Almost all early reports of FT-Raman focused on the ability to analyze samples that were too highly fluorescent to be analyzed by conventional dispersive Raman instruments that were widely available at that time.13 However, several research groups,17,18 perhaps most notably that of McCreery,19,20 recognized that fluorescence could also largely be avoided with dispersive Raman systems using newly developed high-power diode lasers that emitted near 785 nm. All other ‘things’ being equal (such as laser intensity, detector response, etc.), an interferometric technique offers relatively minor advantages (e.g. greater wavelength precision) over dispersive instruments. However, these research groups realized that, if fluorescence-free spectra could be collected with excitation near 785 nm (instead of 1065 nm), recently developed high-efficiency, near-IR optimized CCD detectors could be employed with great effect in the dispersive mode. Now, suddenly ‘things’ were no longer equal due to the unmatched sensitivity and low noise of these modern CCDs. Back-illuminated, deep-depletion, anti-reflection-coated CCDs with a peak quantum efficiency of 85+% at 700 nm and <5 electron read noise were becoming available at that time.21 Fortunately, much progress had also recently been made in diode lasers that emitted at wavelengths suitable for use with these CCDs. Historically, diode lasers had been very low power and prone to mode hop, precluding their application to Raman spectroscopy. However, 300 mW external cavity-stabilized diode lasers (which were not prone to mode hop), emitting nominally at 785 nm, were becoming available at that time. Therefore, these research groups began to build, and several manufacturers subsequently began to market, CCD/near-IR diode laser-based dispersive Raman instruments. Like FT-Raman instruments, these dispersive instruments also made use of very efficient notch filters to reject the Rayleigh line prior to passing the scattered radiation to the dispersing element.22,23 Consequently, only a single grating and a few reflectors and lenses were required. These modern single-stage spectrographs have throughputs of about 50%. Double (or triple) monochromators, which were previously required for earlier generation dispersive instruments in order to achieve adequate Rayleigh light rejection, exhibited only about 5% throughput.24

These two new instrumental approaches, FT-Raman and CCD-based dispersive Raman, have created a recent and unmistakable resurgence in interest in Raman spectroscopy. The number of papers currently coming from academia, government and industry gives us reason to believe that Raman spectroscopy may soon become a widely used and routine analytical tool, including for applications to potable water systems. Both FT-Raman and CCD-based Raman approaches have their own strengths, and each is likely to find wider application in the future. FT-Raman has proven to be most useful in cases where intense fluorescence is still observed even when using 785 nm excitation, or in cases where very high wavelength precision is required.5 However, CCD-based Raman will likely find wider environmental application, particularly to potable water analysis, because the sensitivity is much higher than that of FT-Raman. While fluorescence may hamper some environmental applications with 785 nm excitation and not with 1064 nm excitation, the large difference in sensitivity will typically be a more important consideration for trace analysis. Also, fluorescence is likely to be less of a concern with relatively pristine potable water than with many other types of environmental samples. Indeed, excitation at 785 nm seems to be a good compromise between considerations of fluorescence rejection and Raman scattering intensity. Because any future application of Raman spectroscopy to potable water analysis will likely not involve FT-Raman systems, they will not be addressed further in this article.
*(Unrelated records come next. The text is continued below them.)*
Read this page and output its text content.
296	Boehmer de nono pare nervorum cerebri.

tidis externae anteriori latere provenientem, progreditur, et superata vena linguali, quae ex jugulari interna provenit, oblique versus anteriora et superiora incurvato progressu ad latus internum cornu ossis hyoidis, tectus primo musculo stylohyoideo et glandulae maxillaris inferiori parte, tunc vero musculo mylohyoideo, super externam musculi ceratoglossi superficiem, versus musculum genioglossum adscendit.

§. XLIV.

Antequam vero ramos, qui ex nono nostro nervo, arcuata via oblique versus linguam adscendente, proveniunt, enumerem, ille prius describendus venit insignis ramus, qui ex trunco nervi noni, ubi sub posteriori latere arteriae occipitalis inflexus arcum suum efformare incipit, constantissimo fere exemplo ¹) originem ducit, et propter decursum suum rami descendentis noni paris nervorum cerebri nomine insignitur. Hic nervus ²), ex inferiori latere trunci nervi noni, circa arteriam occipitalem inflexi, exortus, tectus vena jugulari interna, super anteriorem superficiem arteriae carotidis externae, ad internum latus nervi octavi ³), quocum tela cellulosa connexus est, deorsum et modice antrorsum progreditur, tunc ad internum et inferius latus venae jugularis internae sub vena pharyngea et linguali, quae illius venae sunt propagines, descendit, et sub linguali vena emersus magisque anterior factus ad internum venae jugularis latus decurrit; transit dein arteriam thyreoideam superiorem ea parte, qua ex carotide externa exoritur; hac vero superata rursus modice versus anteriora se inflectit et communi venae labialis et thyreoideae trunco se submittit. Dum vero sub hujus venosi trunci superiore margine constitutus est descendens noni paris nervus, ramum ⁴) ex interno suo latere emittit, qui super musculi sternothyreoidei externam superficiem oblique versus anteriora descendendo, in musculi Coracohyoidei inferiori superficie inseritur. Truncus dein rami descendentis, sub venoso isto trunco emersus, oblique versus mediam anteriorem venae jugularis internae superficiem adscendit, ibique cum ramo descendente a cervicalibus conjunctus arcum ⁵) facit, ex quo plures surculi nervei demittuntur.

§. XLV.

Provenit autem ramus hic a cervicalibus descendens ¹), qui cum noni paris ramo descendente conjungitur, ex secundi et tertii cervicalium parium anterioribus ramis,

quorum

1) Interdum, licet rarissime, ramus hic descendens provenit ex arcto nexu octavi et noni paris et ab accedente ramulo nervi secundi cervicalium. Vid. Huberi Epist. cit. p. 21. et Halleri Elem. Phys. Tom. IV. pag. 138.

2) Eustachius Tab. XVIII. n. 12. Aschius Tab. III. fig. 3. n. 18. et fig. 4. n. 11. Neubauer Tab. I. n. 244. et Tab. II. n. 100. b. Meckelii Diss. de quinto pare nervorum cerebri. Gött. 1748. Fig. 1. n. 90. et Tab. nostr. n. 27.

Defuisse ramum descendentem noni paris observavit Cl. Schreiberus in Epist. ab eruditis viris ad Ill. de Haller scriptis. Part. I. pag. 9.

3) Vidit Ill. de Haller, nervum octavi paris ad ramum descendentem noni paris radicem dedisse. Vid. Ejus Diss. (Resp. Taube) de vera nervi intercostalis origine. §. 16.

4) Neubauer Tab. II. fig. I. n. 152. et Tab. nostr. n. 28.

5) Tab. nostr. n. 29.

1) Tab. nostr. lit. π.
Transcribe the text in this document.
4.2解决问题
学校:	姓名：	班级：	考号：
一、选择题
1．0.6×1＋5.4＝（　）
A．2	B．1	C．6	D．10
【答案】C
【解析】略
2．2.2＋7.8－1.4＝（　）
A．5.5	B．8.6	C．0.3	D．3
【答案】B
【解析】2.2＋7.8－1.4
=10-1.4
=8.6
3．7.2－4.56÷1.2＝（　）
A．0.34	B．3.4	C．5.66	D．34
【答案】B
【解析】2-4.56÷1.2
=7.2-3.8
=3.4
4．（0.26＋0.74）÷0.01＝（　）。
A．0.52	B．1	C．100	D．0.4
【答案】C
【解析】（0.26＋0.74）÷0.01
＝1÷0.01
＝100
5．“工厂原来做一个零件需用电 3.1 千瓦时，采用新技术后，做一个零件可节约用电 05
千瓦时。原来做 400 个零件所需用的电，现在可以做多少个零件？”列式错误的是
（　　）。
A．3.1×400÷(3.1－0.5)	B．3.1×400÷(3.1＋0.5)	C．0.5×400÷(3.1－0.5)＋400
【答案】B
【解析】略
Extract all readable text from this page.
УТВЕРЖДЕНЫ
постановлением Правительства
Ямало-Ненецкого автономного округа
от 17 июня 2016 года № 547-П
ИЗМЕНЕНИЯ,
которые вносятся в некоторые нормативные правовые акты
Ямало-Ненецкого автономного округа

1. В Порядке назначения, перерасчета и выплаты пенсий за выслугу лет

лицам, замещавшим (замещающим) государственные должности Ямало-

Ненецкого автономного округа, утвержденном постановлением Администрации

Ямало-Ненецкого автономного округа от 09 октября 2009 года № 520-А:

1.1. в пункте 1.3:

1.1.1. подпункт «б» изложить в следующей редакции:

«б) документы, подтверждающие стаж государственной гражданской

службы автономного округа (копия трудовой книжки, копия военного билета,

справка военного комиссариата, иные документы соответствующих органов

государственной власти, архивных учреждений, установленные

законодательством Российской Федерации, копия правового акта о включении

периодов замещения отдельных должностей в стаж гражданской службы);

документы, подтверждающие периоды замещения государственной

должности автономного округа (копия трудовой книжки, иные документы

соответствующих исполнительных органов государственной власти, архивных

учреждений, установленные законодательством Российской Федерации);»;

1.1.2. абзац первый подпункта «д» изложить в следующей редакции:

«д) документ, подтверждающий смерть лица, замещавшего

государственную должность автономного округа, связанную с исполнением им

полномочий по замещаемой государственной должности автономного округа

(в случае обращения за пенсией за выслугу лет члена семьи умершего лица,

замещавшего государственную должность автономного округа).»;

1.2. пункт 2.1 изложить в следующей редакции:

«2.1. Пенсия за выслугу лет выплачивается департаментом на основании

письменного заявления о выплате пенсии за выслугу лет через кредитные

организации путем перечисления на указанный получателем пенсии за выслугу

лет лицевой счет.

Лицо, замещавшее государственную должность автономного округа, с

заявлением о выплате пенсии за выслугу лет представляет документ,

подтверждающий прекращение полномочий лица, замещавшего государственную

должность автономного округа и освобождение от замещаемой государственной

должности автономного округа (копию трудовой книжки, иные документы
In addition to allowing one to record fluorescence-free spectra in many cases, these various technological advances incorporated into modern CCD-based dispersive systems have served to significantly lessen many of the other historical difficulties of Raman spectroscopy as well. Indeed, for a given excitation laser power and signal integration time, this new generation of instrument is far more sensitive than the older generation photomultiplier tube-based dispersive Raman systems. For example, Gilmore et al. have used a system of this type for the analysis of a variety of environmentally important dyes in water.21 The detection sensitivity at S/N = 2 ranged from 10−7 to 10−5 mol l−1 for 5 min integration time, typically with less than 50 mW of power at 782 nm. These LODs, in this time frame and with this low a laser power, would not have been possible 10 years earlier.

Also, these new generation instruments offer much greater flexibility and ease of use. Because they employ single-stage spectrographs and diode lasers, they are very compact, easily transported and require only standard low-current electrical service. Specialized facilities and highly specialized expertise are no longer required for adequate operation. With some instruments, a wide spectral range (about 3400 cm−1) can be recorded at modest resolution (about 5 cm−1) with a single camera exposure and no moving parts. This approach affords shorter analysis times and improved frequency precision and calibration stability compared to older generation dispersive instruments. Typically, these new instruments are frequency and intensity calibrated by an automated procedure through which output from an atomic gas and a white light source, respectively, is fitted to a polynomial.

These new commercial systems are frequently sold with fiber optic probes and are popular as in-line industrial process monitoring instruments. (Low-loss silica fiber optics have been available for transporting visible to near-IR light for many years, and the advantages of fiber optic Raman were recognized long before these new CCD-based systems became available).25 Many modern instruments employ remote probe heads that filter the Raman scatter from silica; thus, spectra can be collected down to 50 cm−1 without prohibitively high background features.26 Also, the fiber coupling efficiency is now very good and it is possible to use very long runs of fiber optic cables and still retain adequate signal intensity. Therefore, in addition to industrial process and laboratory deployment, these instruments are attractive for remote environmental applications, such as subsurface chemical analysis in the field. Indeed, some progress has been made in this area. For example, a Raman probe has been designed for a cone penetrometer for studying underground storage tanks at the Department of Energy's Hanford site.27 These tanks contain a mixture of chemicals and radioactive waste, and, with in-tank characterization of such mixtures, significant reduction in personnel exposure, analysis time and cost is achieved relative to laboratory analysis. Also, Angel et al. have used a modern CCD-based dispersive Raman system with 808 nm diode laser excitation to detect gasoline contaminants perched on groundwater, using a 250 ft fiber optic probe that was inserted in a 4 in diameter monitoring well.28 Continued progress on this front holds out the hope that remote measurements on potable water sources may come to fruition some day soon.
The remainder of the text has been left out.